Merge Two Sorted Lists
LeetCode #21 · Easy · Linked Lists · C++ solution with worked-out approach and complexity analysis.
Approach
Iterative
Create a new head for the result list. Iterate through both lists, comparing values and appending the smaller value to the result list. If one list becomes empty, append the rest of the other list.
Time
O(n + m)
Space
O(1)
(ignoring the new nodes created in this specific implementation)
Problem description(from LeetCode)
You are given the heads of two sorted linked lists list1 and list2. Merge the two lists in a one sorted list. The list should be made by splicing together the nodes of the first two lists. Return the head of the merged linked list.
Examples
Example 1
- Input:
- list1 = [1,2,4], list2 = [1,3,4]
- Output:
- [1,1,2,3,4,4]
Constraints
- •The number of nodes in both lists is in the range [0, 50].

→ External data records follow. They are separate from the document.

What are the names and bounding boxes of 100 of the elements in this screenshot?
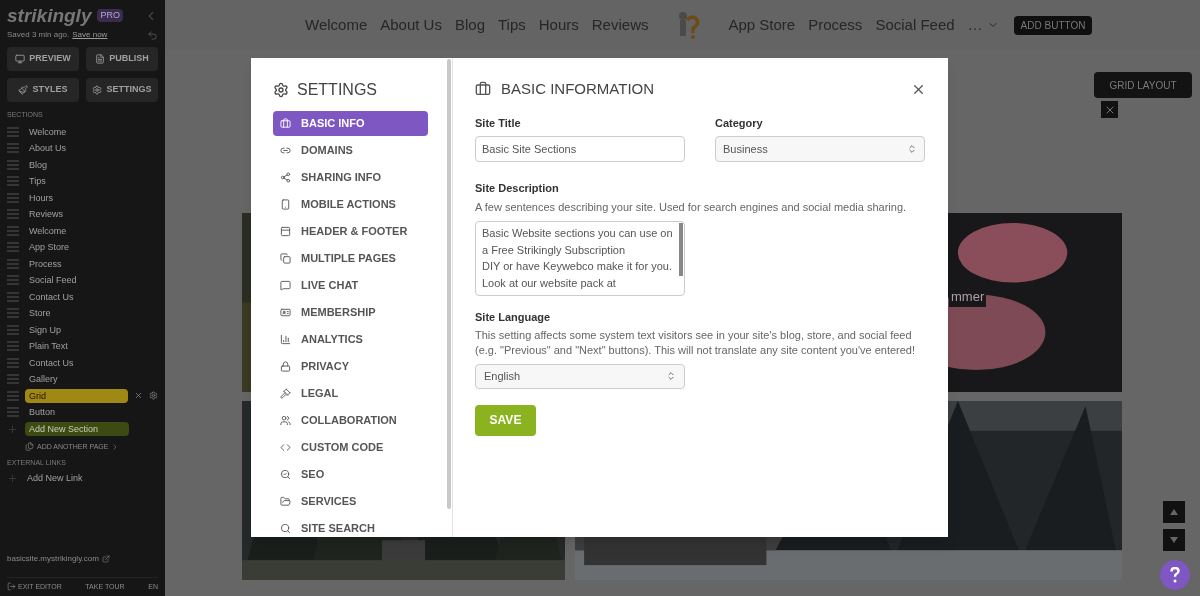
monitor-icon [15, 54, 26, 64]
select-arrows-icon [907, 144, 917, 154]
site-title-field[interactable]: Basic Site Sections [475, 136, 685, 162]
category-select[interactable]: Business [715, 136, 925, 162]
settings-menu-item[interactable]: MEMBERSHIP [273, 300, 428, 325]
search-page-icon [280, 469, 291, 480]
sidebar-button[interactable]: SETTINGS [86, 78, 158, 102]
drag-handle-icon[interactable] [7, 324, 19, 335]
settings-menu-item[interactable]: MOBILE ACTIONS [273, 192, 428, 217]
field-help: A few sentences describing your site. Used for search engines and social media sharing. [475, 199, 908, 215]
close-button[interactable] [1101, 101, 1118, 118]
drag-handle-icon[interactable] [7, 407, 19, 418]
section-item[interactable]: About Us [25, 141, 71, 156]
drag-handle-icon[interactable] [7, 291, 19, 302]
gavel-icon [280, 388, 291, 399]
settings-menu-item[interactable]: LEGAL [273, 381, 428, 406]
settings-menu-item[interactable]: DOMAINS [273, 138, 428, 163]
section-item[interactable]: Contact Us [25, 355, 78, 370]
undo-icon[interactable] [147, 29, 158, 41]
section-item[interactable]: Gallery [25, 372, 62, 387]
drag-handle-icon[interactable] [7, 126, 19, 137]
field-label: Site Description [475, 181, 560, 196]
dialog-title: SETTINGS [297, 80, 377, 100]
drag-handle-icon[interactable] [7, 192, 19, 203]
scrollbar[interactable] [679, 223, 683, 276]
share-icon [280, 172, 291, 183]
drag-handle-icon[interactable] [7, 390, 19, 401]
section-item[interactable]: Tips [25, 174, 50, 189]
section-item[interactable]: Welcome [25, 124, 71, 139]
add-button[interactable]: ADD BUTTON [1013, 15, 1093, 35]
add-icon [7, 423, 18, 435]
phone-icon [280, 199, 291, 210]
add-section-button[interactable]: Add New Section [25, 422, 129, 436]
settings-menu-item[interactable]: BASIC INFO [273, 111, 428, 136]
drag-handle-icon[interactable] [7, 176, 19, 187]
description-field[interactable]: Basic Website sections you can use on a Free Strikingly Subscription DIY or have Keywebco make it for you. Look at our website pack at [475, 221, 685, 296]
move-down-button[interactable] [1163, 529, 1185, 551]
section-item[interactable]: Grid [25, 388, 129, 403]
section-item[interactable]: Reviews [25, 207, 67, 222]
settings-menu-item[interactable]: SITE SEARCH [273, 516, 428, 541]
brush-icon [18, 85, 29, 95]
move-up-button[interactable] [1163, 501, 1185, 523]
link-icon [280, 145, 291, 156]
sidebar-button[interactable]: PREVIEW [7, 47, 79, 71]
grid-layout-button[interactable]: GRID LAYOUT [1094, 72, 1192, 98]
drag-handle-icon[interactable] [7, 308, 19, 319]
field-label: Site Language [475, 310, 552, 325]
settings-menu-item[interactable]: COLLABORATION [273, 408, 428, 433]
section-item[interactable]: Hours [25, 190, 57, 205]
section-item[interactable]: Store [25, 306, 55, 321]
document-icon [95, 54, 106, 64]
section-item[interactable]: Plain Text [25, 339, 72, 354]
drag-handle-icon[interactable] [7, 143, 19, 154]
delete-icon[interactable] [134, 391, 144, 401]
drag-handle-icon[interactable] [7, 341, 19, 352]
add-link-button[interactable]: Add New Link [27, 471, 83, 485]
users-icon [280, 415, 291, 426]
drag-handle-icon[interactable] [7, 225, 19, 236]
pages-icon [280, 253, 291, 264]
section-item[interactable]: Contact Us [25, 289, 78, 304]
help-button[interactable] [1160, 560, 1190, 590]
settings-menu-item[interactable]: HEADER & FOOTER [273, 219, 428, 244]
section-item[interactable]: Sign Up [25, 322, 66, 337]
settings-menu-item[interactable]: SERVICES [273, 489, 428, 514]
section-item[interactable]: Welcome [25, 223, 71, 238]
settings-menu-item[interactable]: SHARING INFO [273, 165, 428, 190]
section-item[interactable]: App Store [25, 240, 74, 255]
site-url[interactable]: basicsite.mystrikingly.com [7, 552, 99, 565]
settings-menu-item[interactable]: CUSTOM CODE [273, 435, 428, 460]
drag-handle-icon[interactable] [7, 159, 19, 170]
drag-handle-icon[interactable] [7, 275, 19, 286]
drag-handle-icon[interactable] [7, 357, 19, 368]
settings-menu-item[interactable]: PRIVACY [273, 354, 428, 379]
drag-handle-icon[interactable] [7, 209, 19, 220]
section-item[interactable]: Button [25, 405, 60, 420]
brand-logo: strikingly [7, 6, 92, 25]
drag-handle-icon[interactable] [7, 258, 19, 269]
pro-badge: PRO [97, 8, 123, 23]
external-link-icon [101, 554, 110, 563]
settings-menu-item[interactable]: ANALYTICS [273, 327, 428, 352]
field-label: Category [715, 115, 764, 131]
settings-icon[interactable] [149, 391, 158, 401]
sidebar-button[interactable]: PUBLISH [86, 47, 158, 71]
section-item[interactable]: Process [25, 256, 66, 271]
settings-icon [273, 82, 289, 98]
drag-handle-icon[interactable] [7, 242, 19, 253]
language-select[interactable]: English [475, 363, 685, 389]
exit-icon [7, 582, 16, 592]
settings-menu-item[interactable]: LIVE CHAT [273, 273, 428, 298]
section-item[interactable]: Social Feed [25, 273, 81, 288]
id-card-icon [280, 307, 291, 318]
lock-icon [280, 361, 291, 372]
sidebar-button[interactable]: STYLES [7, 78, 79, 102]
section-item[interactable]: Blog [25, 157, 51, 172]
save-link[interactable]: Save now [72, 29, 108, 41]
select-arrows-icon [666, 371, 676, 381]
settings-menu-item[interactable]: SEO [273, 462, 428, 487]
settings-menu-item[interactable]: MULTIPLE PAGES [273, 246, 428, 271]
add-icon [7, 472, 18, 484]
drag-handle-icon[interactable] [7, 374, 19, 385]
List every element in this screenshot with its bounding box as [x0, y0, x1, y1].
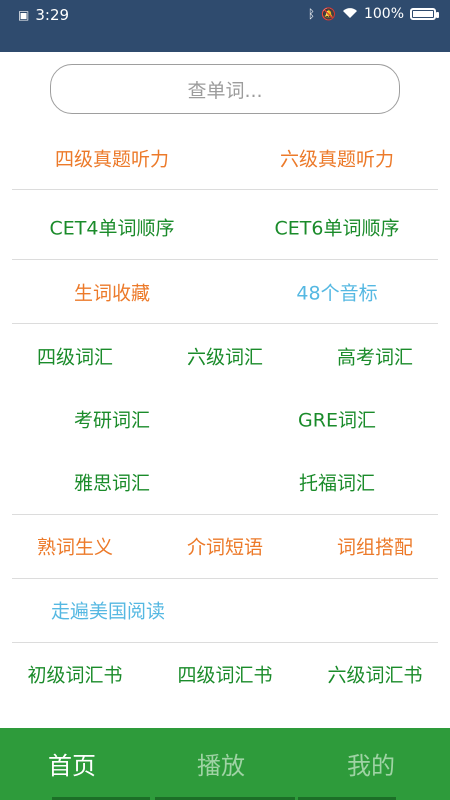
- row-divider: [12, 578, 438, 579]
- status-left: ▣ 3:29: [18, 6, 69, 24]
- menu-item[interactable]: 雅思词汇: [74, 469, 150, 496]
- menu-item[interactable]: 介词短语: [187, 533, 263, 560]
- row-divider: [12, 189, 438, 190]
- menu-item[interactable]: 四级真题听力: [55, 145, 169, 172]
- menu-item[interactable]: 初级词汇书: [27, 661, 122, 688]
- status-time: 3:29: [35, 6, 70, 24]
- search-placeholder: 查单词...: [187, 79, 263, 102]
- menu-item[interactable]: 考研词汇: [74, 406, 150, 433]
- bluetooth-icon: ᛒ: [307, 7, 316, 21]
- row-divider: [12, 514, 438, 515]
- menu-item[interactable]: GRE词汇: [298, 406, 376, 433]
- tab-home[interactable]: 首页: [48, 746, 96, 781]
- row-divider: [12, 323, 438, 324]
- menu-item[interactable]: CET6单词顺序: [275, 214, 400, 241]
- menu-item[interactable]: 六级词汇书: [327, 661, 422, 688]
- menu-item[interactable]: 六级真题听力: [280, 145, 394, 172]
- menu-item[interactable]: 熟词生义: [37, 533, 113, 560]
- menu-item[interactable]: 48个音标: [296, 279, 377, 306]
- tab-mine[interactable]: 我的: [347, 746, 395, 781]
- menu-item[interactable]: 托福词汇: [299, 469, 375, 496]
- wifi-icon: [342, 7, 358, 22]
- tab-play[interactable]: 播放: [197, 746, 245, 781]
- menu-item[interactable]: CET4单词顺序: [50, 214, 175, 241]
- mute-icon: 🔕: [321, 7, 336, 21]
- menu-item[interactable]: 生词收藏: [74, 279, 150, 306]
- bottom-tab-bar: 首页 播放 我的: [0, 728, 450, 800]
- battery-percent: 100%: [363, 6, 404, 22]
- row-divider: [12, 259, 438, 260]
- menu-item[interactable]: 四级词汇: [37, 343, 113, 370]
- row-divider: [12, 642, 438, 643]
- menu-item[interactable]: 高考词汇: [337, 343, 413, 370]
- menu-item[interactable]: 走遍美国阅读: [51, 597, 165, 624]
- battery-icon: [410, 8, 439, 20]
- menu-item[interactable]: 词组搭配: [337, 533, 413, 560]
- notification-icon: ▣: [18, 8, 30, 22]
- menu-item[interactable]: 四级词汇书: [177, 661, 272, 688]
- status-right: ᛒ 🔕 100%: [307, 6, 439, 22]
- status-bar: ▣ 3:29 ᛒ 🔕 100%: [0, 0, 450, 52]
- search-input[interactable]: 查单词...: [50, 64, 400, 114]
- menu-item[interactable]: 六级词汇: [187, 343, 263, 370]
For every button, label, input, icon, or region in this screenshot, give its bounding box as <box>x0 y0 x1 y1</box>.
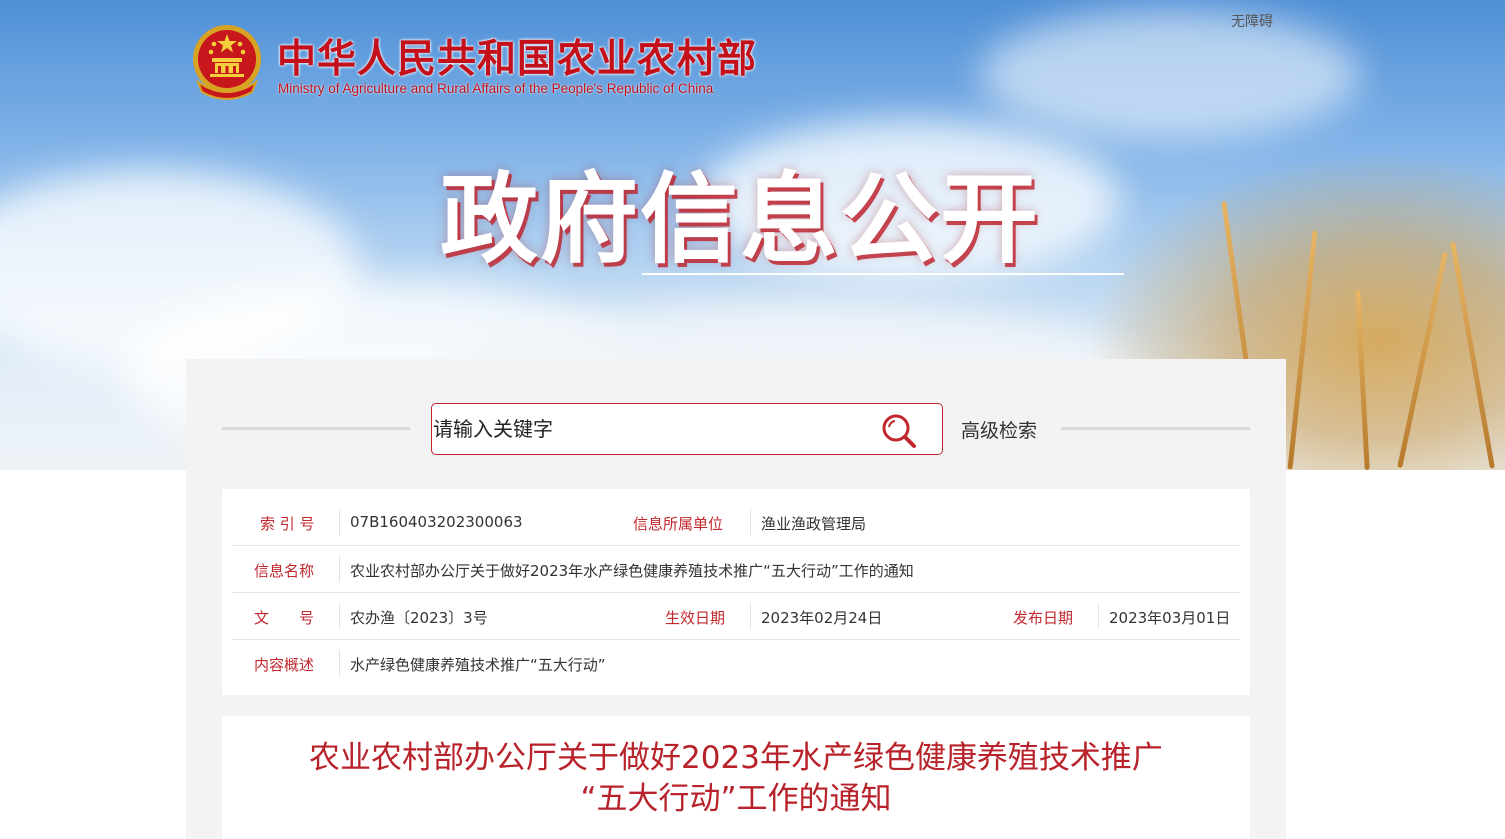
name-value: 农业农村部办公厅关于做好2023年水产绿色健康养殖技术推广“五大行动”工作的通知 <box>350 562 914 580</box>
divider <box>339 650 340 676</box>
name-label: 信息名称 <box>254 562 315 580</box>
publish-date-label: 发布日期 <box>1013 609 1074 627</box>
metadata-table: 索 引 号 07B160403202300063 信息所属单位 渔业渔政管理局 … <box>222 489 1250 695</box>
advanced-search-link[interactable]: 高级检索 <box>961 416 1037 443</box>
article-title-line: “五大行动”工作的通知 <box>580 781 892 817</box>
article-title: 农业农村部办公厅关于做好2023年水产绿色健康养殖技术推广 “五大行动”工作的通… <box>222 738 1250 820</box>
article-title-line: 农业农村部办公厅关于做好2023年水产绿色健康养殖技术推广 <box>309 740 1163 776</box>
divider <box>750 603 751 629</box>
divider <box>222 427 410 430</box>
docno-label: 文 号 <box>254 609 315 627</box>
table-row: 文 号 农办渔〔2023〕3号 生效日期 2023年02月24日 发布日期 20… <box>232 593 1240 640</box>
unit-label: 信息所属单位 <box>633 515 724 533</box>
divider <box>339 509 340 535</box>
divider <box>339 603 340 629</box>
effective-date-value: 2023年02月24日 <box>761 609 883 627</box>
divider <box>750 509 751 535</box>
table-row: 内容概述 水产绿色健康养殖技术推广“五大行动” <box>232 640 1240 687</box>
divider <box>1061 427 1250 430</box>
main-container: 高级检索 索 引 号 07B160403202300063 信息所属单位 渔业渔… <box>186 359 1286 839</box>
summary-value: 水产绿色健康养殖技术推广“五大行动” <box>350 656 606 674</box>
ministry-name-en: Ministry of Agriculture and Rural Affair… <box>278 81 714 96</box>
article-panel: 农业农村部办公厅关于做好2023年水产绿色健康养殖技术推广 “五大行动”工作的通… <box>222 716 1250 839</box>
index-value: 07B160403202300063 <box>350 513 523 531</box>
accessibility-link[interactable]: 无障碍 <box>1231 11 1273 31</box>
cloud-decoration <box>980 10 1360 140</box>
table-row: 信息名称 农业农村部办公厅关于做好2023年水产绿色健康养殖技术推广“五大行动”… <box>232 546 1240 593</box>
hero-divider <box>642 273 1124 275</box>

- •-100 <= Node.val <= 100
- •Both list1 and list2 are sorted in non-decreasing order.
C++ Solution
solution.cpp
struct ListNode {
int val;
ListNode *next;
ListNode() : val(0), next(nullptr) {}
ListNode(int x) : val(x), next(nullptr) {}
ListNode(int x, ListNode *next) : val(x), next(next) {}
};
class Solution {
public:
ListNode *mergeTwoLists(ListNode *list1, ListNode *list2) {
if (list1 == nullptr) return list2;
if (list2 == nullptr) return list1;
ListNode *head;
if (list1->val <= list2->val) {
head = new ListNode(list1->val);
list1 = list1->next;
} else {
head = new ListNode(list2->val);
list2 = list2->next;
}
ListNode *tail = head;
while (list1 != nullptr || list2 != nullptr) {
if (list1 == nullptr) {
tail->next = list2;
break;
}
if (list2 == nullptr) {
tail->next = list1;
break;
}
if (list1->val <= list2->val) {
tail->next = new ListNode(list1->val);
tail = tail->next;
list1 = list1->next;
} else {
tail->next = new ListNode(list2->val);
tail = tail->next;
list2 = list2->next;
}
}
return head;
}
};